I read very few new books this year, few enough that it feels misleading to crown one my favorite. But I was ecstatic when one day in August, browsing the shelves at my childhood bookstore, I discovered an English translation, by Oonagh Stransky, of Domenico Starnone’s latest novel, The Old Man by the Sea. Somehow the news of its publication had missed me. I found its elderly narrator, a writer masquerading as a judge, initially mystifying, slightly annoying, difficult to follow—and then suddenly, I was charmed: by his desperate, if misplaced, search for his mother and lost loves in the women who populate the dunes around him; by the awkward and unsubtle ways he coaxes them into his fantasies; by his struggle to animate those fantasies in language without relying on cliché. In the end, I was sad, my sadness heightened by the warm, stale days of late summer, which, like the novel, seemed to be working against the creep of expiration.

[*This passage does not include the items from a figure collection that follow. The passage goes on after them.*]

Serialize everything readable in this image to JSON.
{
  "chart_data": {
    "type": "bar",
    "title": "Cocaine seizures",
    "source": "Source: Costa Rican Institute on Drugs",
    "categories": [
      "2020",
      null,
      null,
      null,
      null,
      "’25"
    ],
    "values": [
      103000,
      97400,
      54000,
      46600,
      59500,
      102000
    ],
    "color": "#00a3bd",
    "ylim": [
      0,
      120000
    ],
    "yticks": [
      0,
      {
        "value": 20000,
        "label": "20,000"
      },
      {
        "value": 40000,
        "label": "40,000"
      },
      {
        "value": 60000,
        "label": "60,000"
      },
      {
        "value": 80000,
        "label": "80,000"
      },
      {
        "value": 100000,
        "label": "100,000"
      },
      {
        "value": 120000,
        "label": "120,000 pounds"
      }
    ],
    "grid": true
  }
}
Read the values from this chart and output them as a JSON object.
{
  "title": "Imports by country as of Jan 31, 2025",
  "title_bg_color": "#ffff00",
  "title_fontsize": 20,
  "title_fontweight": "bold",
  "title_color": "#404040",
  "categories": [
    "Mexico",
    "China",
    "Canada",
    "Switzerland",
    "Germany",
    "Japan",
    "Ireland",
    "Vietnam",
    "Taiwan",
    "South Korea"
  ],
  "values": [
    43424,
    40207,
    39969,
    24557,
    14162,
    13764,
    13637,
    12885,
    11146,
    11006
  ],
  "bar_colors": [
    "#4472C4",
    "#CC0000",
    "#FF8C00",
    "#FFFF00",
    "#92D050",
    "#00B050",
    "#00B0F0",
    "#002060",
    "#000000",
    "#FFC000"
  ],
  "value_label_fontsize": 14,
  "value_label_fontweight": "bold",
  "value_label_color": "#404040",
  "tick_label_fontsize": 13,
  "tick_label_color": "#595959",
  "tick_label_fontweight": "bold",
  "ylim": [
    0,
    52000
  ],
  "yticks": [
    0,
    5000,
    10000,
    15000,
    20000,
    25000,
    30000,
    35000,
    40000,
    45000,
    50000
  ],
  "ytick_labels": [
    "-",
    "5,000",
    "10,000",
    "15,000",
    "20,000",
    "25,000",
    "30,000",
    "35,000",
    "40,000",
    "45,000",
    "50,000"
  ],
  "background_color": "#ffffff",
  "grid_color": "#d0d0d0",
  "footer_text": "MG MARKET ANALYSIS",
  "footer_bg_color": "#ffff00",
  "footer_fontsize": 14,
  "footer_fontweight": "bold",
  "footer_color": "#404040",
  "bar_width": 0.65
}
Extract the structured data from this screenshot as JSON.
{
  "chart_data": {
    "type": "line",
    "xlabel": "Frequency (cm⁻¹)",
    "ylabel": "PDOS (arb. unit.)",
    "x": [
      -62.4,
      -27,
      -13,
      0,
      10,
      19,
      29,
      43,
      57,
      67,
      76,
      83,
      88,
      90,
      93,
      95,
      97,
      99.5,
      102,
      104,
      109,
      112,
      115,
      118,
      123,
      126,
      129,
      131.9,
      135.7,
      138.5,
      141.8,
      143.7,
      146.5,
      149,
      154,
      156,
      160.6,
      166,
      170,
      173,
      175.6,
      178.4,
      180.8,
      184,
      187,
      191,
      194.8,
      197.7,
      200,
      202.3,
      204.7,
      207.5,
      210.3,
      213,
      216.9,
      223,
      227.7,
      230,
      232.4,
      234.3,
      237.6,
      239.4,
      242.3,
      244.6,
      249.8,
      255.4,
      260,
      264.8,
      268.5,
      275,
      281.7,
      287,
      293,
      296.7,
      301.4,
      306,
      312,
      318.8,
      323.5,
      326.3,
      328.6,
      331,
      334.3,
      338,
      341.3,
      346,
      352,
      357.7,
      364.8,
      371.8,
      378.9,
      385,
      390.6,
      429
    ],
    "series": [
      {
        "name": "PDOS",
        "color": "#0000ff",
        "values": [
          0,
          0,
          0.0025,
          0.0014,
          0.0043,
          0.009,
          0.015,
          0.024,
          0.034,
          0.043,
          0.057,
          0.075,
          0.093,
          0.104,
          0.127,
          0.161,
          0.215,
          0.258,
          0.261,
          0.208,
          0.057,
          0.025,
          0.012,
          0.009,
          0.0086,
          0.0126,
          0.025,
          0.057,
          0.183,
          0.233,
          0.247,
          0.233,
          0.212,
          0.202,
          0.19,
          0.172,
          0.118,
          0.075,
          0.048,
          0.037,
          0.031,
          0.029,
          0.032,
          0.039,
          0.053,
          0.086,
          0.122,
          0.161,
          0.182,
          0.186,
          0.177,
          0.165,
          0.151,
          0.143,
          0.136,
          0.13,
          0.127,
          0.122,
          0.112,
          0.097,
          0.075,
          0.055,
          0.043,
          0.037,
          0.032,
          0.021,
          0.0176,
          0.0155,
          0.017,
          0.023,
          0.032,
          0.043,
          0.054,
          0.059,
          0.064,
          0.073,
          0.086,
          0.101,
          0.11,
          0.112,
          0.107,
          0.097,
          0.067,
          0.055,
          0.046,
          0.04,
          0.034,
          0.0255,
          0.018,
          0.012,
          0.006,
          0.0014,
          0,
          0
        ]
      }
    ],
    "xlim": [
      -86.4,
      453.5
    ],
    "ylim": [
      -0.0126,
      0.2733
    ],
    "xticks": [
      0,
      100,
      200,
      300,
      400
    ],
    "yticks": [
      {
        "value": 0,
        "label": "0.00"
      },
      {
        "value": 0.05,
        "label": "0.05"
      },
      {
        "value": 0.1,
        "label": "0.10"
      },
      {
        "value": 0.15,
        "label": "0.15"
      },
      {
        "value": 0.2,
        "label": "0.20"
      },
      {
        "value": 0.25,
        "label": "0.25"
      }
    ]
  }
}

—Maya Binyam, advisory editor
In 1987, the Chilean artist Alfredo Jaar commanded a giant screen in Times Square to convey a curt message: “This is not America,” superimposed on an outline of the United States. Jaar’s point—that the U.S.’s takeover of the name of its continent is a metaphor for its commercial, productive, and military supremacy over the region, imposed by violence and profiteering—underpins America, América, a book of narrative scholarship by the Yale historian Greg Grandin. Most moving and convincing are its portraits, among others that of Bartolomé de las Casas, the Spanish priest who made it his life’s mission to push back against the colonial authorities after witnessing a massacre in Cuba, and of Jorge Eliecer Gaitán, the Colombian liberal leader assassinated in 1948, whom Grandin uses to narrativize the history of the Marshall Plan. Grandin deploys narrative irony and carefully selected quotations to devastating effect, as well as primary sources like personal diaries, to help us feel the hope and tragedy inherent in our shared past. What emerges is a picture of a particular kind of Latin American humanist internationalism, both inspiring and compelling, that many Americans (in the widest sense) cling to despite a long history of defeat.
—Cristóbal Riego, intern
In Olga Ravn’s The Wax Child (translated by Martin Aitken), we find ourselves in Denmark in 1620, observing a true history unfold—the last years of Christenze Kruckow, who was beheaded on charges of witchcraft in a series of well-known trials. The story is told or rather whispered to us under the cover of night, by a wax baby figurine that Christenze has crafted with care. Christenze, a noblewoman, has chosen a life away from men, preferring to drink red wine and ride horses in solitude or in the company of other women, whose lives revolve around births, deaths, and the passing seasons. Men press into the narrative from the margins—knocking at the door of the birthing chamber or setting rules from a faraway household. The wax child speaks in a series of journal-entry-length chapters and spells jotted down in a hurry: one to get rid of the hiccups, another to exorcise forbidden love for another woman. We watch along as Christenze moves toward her death and, in the words of our unlikely narrator, “the Earth turns slowly into modernity.”